NOAA Identifies Six Nations with IUU Fishing Issues


SeafoodSource staff

Published on
January 12, 2009

The National Oceanic and Atmospheric Administration today submitted the first-ever report to Congress identifying six nations whose fishing vessels were engaged in illegal, unreported and unregulated (IUU) fishing in 2007 or 2008.

The United States will consult with the government and industry officials from France, Italy, Libya, Panama, China and Tunisia to encourage them to take corrective action to stop IUU fishing.

“Illegal fishing is a global problem that is depleting fish stocks and hurting the economies of nations and the livelihoods of people who depend on sustainable fishing,” says Dr. Jim Balsiger, acting assistant administrator for the National Marine Fisheries Service. “Our report is part of stepped up efforts called for by Congress to work with other nations to stop illegal fishing on shared fish stocks.”

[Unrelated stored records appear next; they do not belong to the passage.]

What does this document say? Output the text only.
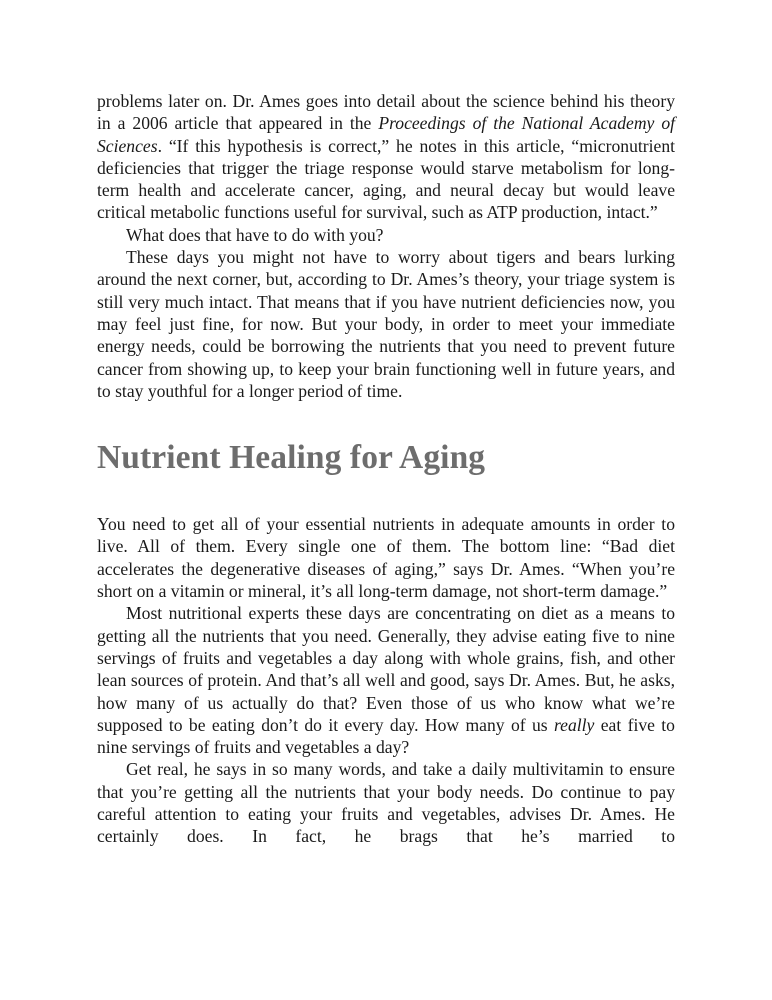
problems later on. Dr. Ames goes into detail about the science behind his theory in a 2006 article that appeared in the Proceedings of the National Academy of Sciences. “If this hypothesis is correct,” he notes in this article, “micronutrient deficiencies that trigger the triage response would starve metabolism for long-term health and accelerate cancer, aging, and neural decay but would leave critical metabolic functions useful for survival, such as ATP production, intact.”

What does that have to do with you?

These days you might not have to worry about tigers and bears lurking around the next corner, but, according to Dr. Ames’s theory, your triage system is still very much intact. That means that if you have nutrient deficiencies now, you may feel just fine, for now. But your body, in order to meet your immediate energy needs, could be borrowing the nutrients that you need to prevent future cancer from showing up, to keep your brain functioning well in future years, and to stay youthful for a longer period of time.

Nutrient Healing for Aging

You need to get all of your essential nutrients in adequate amounts in order to live. All of them. Every single one of them. The bottom line: “Bad diet accelerates the degenerative diseases of aging,” says Dr. Ames. “When you’re short on a vitamin or mineral, it’s all long-term damage, not short-term damage.”

Most nutritional experts these days are concentrating on diet as a means to getting all the nutrients that you need. Generally, they advise eating five to nine servings of fruits and vegetables a day along with whole grains, fish, and other lean sources of protein. And that’s all well and good, says Dr. Ames. But, he asks, how many of us actually do that? Even those of us who know what we’re supposed to be eating don’t do it every day. How many of us really eat five to nine servings of fruits and vegetables a day?

Get real, he says in so many words, and take a daily multivitamin to ensure that you’re getting all the nutrients that your body needs. Do continue to pay careful attention to eating your fruits and vegetables, advises Dr. Ames. He certainly does. In fact, he brags that he’s married to
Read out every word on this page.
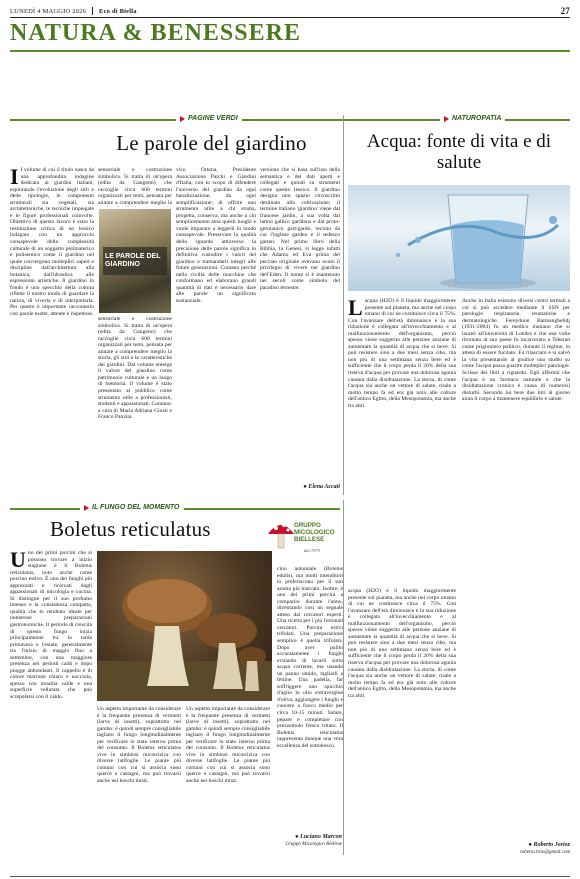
LUNEDÌ 4 MAGGIO 2026 Eco di Biella	27
NATURA & BENESSERE
PAGINE VERDI
Le parole del giardino
I I volume di cui il titolo nasce da una approfondita indagine dedicata ai giardini italiani, esplorando l'evoluzione degli stili e delle tipologie, le componenti strutturali sia vegetali, sia architettoniche, le tecniche impiegate e le figure professionali coinvolte. Obiettivo di questo lavoro è stato la restituzione critica di un lessico indagato con un approccio consapevole della complessità culturale di un soggetto polimaterico e polisemico come il giardino nel quale convergono molteplici saperi e discipline dall'architettura alla botanica, dall'idraulica alle espressioni artistiche. Il giardino in fondo è uno specchio della cultura riflette il nostro modo di guardare la natura, di viverla e di interpretarla. Per questo è importante raccontarlo con parole esatte, attente e rispettose.
sensoriale e costruzione simbolica. Si tratta di un'opera (edita da Gangemi) che raccoglie circa 600 termini organizzati per temi, pensata per aiutare a comprendere meglio la
LE PAROLE DEL GIARDINO
sensoriale e costruzione simbolica. Si tratta di un'opera (edita da Gangemi) che raccoglie circa 600 termini organizzati per temi, pensata per aiutare a comprendere meglio la storia, gli stili e le caratteristiche dei giardini. Dal volume emerge il valore del giardino come patrimonio culturale e un luogo di memoria. Il volume è stato presentato al pubblico come strumento utile a professionisti, studenti e appassionati. Contano: a cura di Maria Adriana Giusti e Franco Panzini.
vico Ortona, Presidente Associazione Parchi e Giardini d'Italia, con lo scopo di difendere l'universo del giardino da ogni banalizzazione, da ogni semplificazione; di offrire uno strumento utile a chi studia, progetta, conserva, ma anche a chi semplicemente ama questi luoghi e vuole imparare a leggerli in modo consapevole. Preservare la qualità dello sguardo attraverso la precisione delle parole significa in definitiva custodire i valori del giardino e tramandarli integri alle future generazioni. Contano perché nella civiltà delle macchine che conformano ed elaborano grandi quantità di dati è necessario dare alle parole un significato sostanziale.
versione che si basa sull'uso della semantica e dei dati aperti e collegati e quindi su strumenti come questo lessico. Il giardino designa uno spazio circoscritto destinato alla coltivazione; il termine italiano 'giardino' viene dal francese jardin, a sua volta dal latino gallico gardinus e dal proto-germanico gart/gardo, recinto da cui l'inglese garden e il tedesco garten. Nel primo libro della Bibbia, la Genesi, si legge infatti che Adamo ed Eva prima del peccato originale avevano avuto il privilegio di vivere nel giardino dell'Eden. Il nome si è mantenuto nei secoli come simbolo del paradiso terrestre.
● Elena Accati
NATUROPATIA
Acqua: fonte di vita e di salute
Lacqua (H2O) è il liquido maggiormente presente sul pianeta, ma anche nel corpo umano di cui ne costituisce circa il 75%. Con l'avanzare dell'età diminuisce e la sua riduzione è collegata all'invecchiamento e al malfunzionamento dell'organismo, perciò spesso viene suggerito alle persone anziane di aumentare la quantità di acqua che si beve. Si può resistere sino a due mesi senza cibo, ma non più di una settimana senza bere ed è sufficiente che il corpo perda il 20% della sua riserva d'acqua per provare una dolorosa agonia causata dalla disidratazione. La storia, di come l'acqua sia anche un vettore di salute, risale a molto tempo fa ed era già noto alle culture dell'antico Egitto, della Mesopotamia, ma anche tra altri.
Anche in Italia esistono diversi centri termali a cui si può accedere mediante il SSN per patologie respiratorie, reumatiche e dermatologiche. Fereydoon Batmanghelidj (1931-2004) fu un medico iraniano che si laureò all'università di Londra e che una volta ritornato al suo paese fu incarcerato a Teheran come prigioniero politico, durante il regime, in attesa di essere fucilato. Fu rilasciato e si salvò la vita presentando al giudice uno studio su come l'acqua possa guarire molteplici patologie. Scrisse dei libri a riguardo. Egli affermò che l'acqua è un farmaco naturale e che la disidratazione cronica è causa di numerosi disturbi. Secondo lui bere due litri al giorno aiuta il corpo a mantenere equilibrio e salute.
acqua (H2O) è il liquido maggiormente presente sul pianeta, ma anche nel corpo umano di cui ne costituisce circa il 75%. Con l'avanzare dell'età diminuisce e la sua riduzione è collegata all'invecchiamento e al malfunzionamento dell'organismo, perciò spesso viene suggerito alle persone anziane di aumentare la quantità di acqua che si beve. Si può resistere sino a due mesi senza cibo, ma non più di una settimana senza bere ed è sufficiente che il corpo perda il 20% della sua riserva d'acqua per provare una dolorosa agonia causata dalla disidratazione. La storia, di come l'acqua sia anche un vettore di salute, risale a molto tempo fa ed era già noto alle culture dell'antico Egitto, della Mesopotamia, ma anche tra altri.
● Roberto Jorioz
roberto.brio@gmail.com
IL FUNGO DEL MOMENTO
Boletus reticulatus	GRUPPO MICOLOGICO BIELLESE
dal 1979
Uno dei primi porcini che si possono trovare a inizio stagione è il Boletus reticulatus, noto anche come porcino estivo. È uno dei funghi più apprezzati e ricercati dagli appassionati di micologia e cucina. Si distingue per il suo profumo intenso e la consistenza compatta, qualità che lo rendono ideale per numerose preparazioni gastronomiche. Il periodo di crescita di questo fungo inizia principalmente tra la tarda primavera e l'estate, generalmente tra l'inizio di maggio fino a settembre, con una maggiore presenza nei periodi caldi e dopo piogge abbondanti. Il cappello è di colore marrone chiaro o nocciola, spesso con tonalità calde e una superficie vellutata che può screpolarsi con il caldo.
Un aspetto importante da considerare è la frequente presenza di vermetti (larve di insetti), soprattutto nel gambo: è quindi sempre consigliabile tagliare il fungo longitudinalmente per verificare lo stato interno prima del consumo. Il Boletus reticulatus vive in simbiosi micorrizica con diverse latifoglie. Le piante più comuni con cui si associa sono querce e castagni, ma può trovarsi anche nei boschi misti.
Un aspetto importante da considerare è la frequente presenza di vermetti (larve di insetti), soprattutto nel gambo: è quindi sempre consigliabile tagliare il fungo longitudinalmente per verificare lo stato interno prima del consumo. Il Boletus reticulatus vive in simbiosi micorrizica con diverse latifoglie. Le piante più comuni con cui si associa sono querce e castagni, ma può trovarsi anche nei boschi misti.
cino autunnale (Boletus edulis), ma molti intenditori lo preferiscono per il suo aroma più marcato. Inoltre, è uno dei primi porcini a comparire durante l'anno, diventando così un segnale atteso dai cercatori esperti. Una ricetta per i più fortunati cercatori. Porcini estivi trifolati. Una preparazione semplice è quella trifolata. Dopo aver pulito accuratamente i funghi evitando di lavarli sotto acqua corrente, ma usando un panno umido, tagliarli a fettine. Una padella, far soffriggere uno spicchio d'aglio in olio extravergine d'oliva, aggiungere i funghi e cuocere a fuoco medio per circa 10-15 minuti. Salare, pepare e completare con prezzemolo fresco tritato. Il Boletus reticulatus rappresenta dunque una vera eccellenza del sottobosco.
● Luciano Marcon
Gruppo Micologico Biellese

Following consultations, NOAA will formally certify each of the six nations either as adopting effective measures to stop IUU fishing or having vessels engaged in IUU fishing. If a nation is found to be engaged in IUU fishing, that nation’s vessels may be denied entry into U.S. ports and the U.S. president may prohibit imports of certain seafood products from that nation or take other measures.

Annual global economic losses due to IUU fishing are estimated at $9 billion, according to an international task force.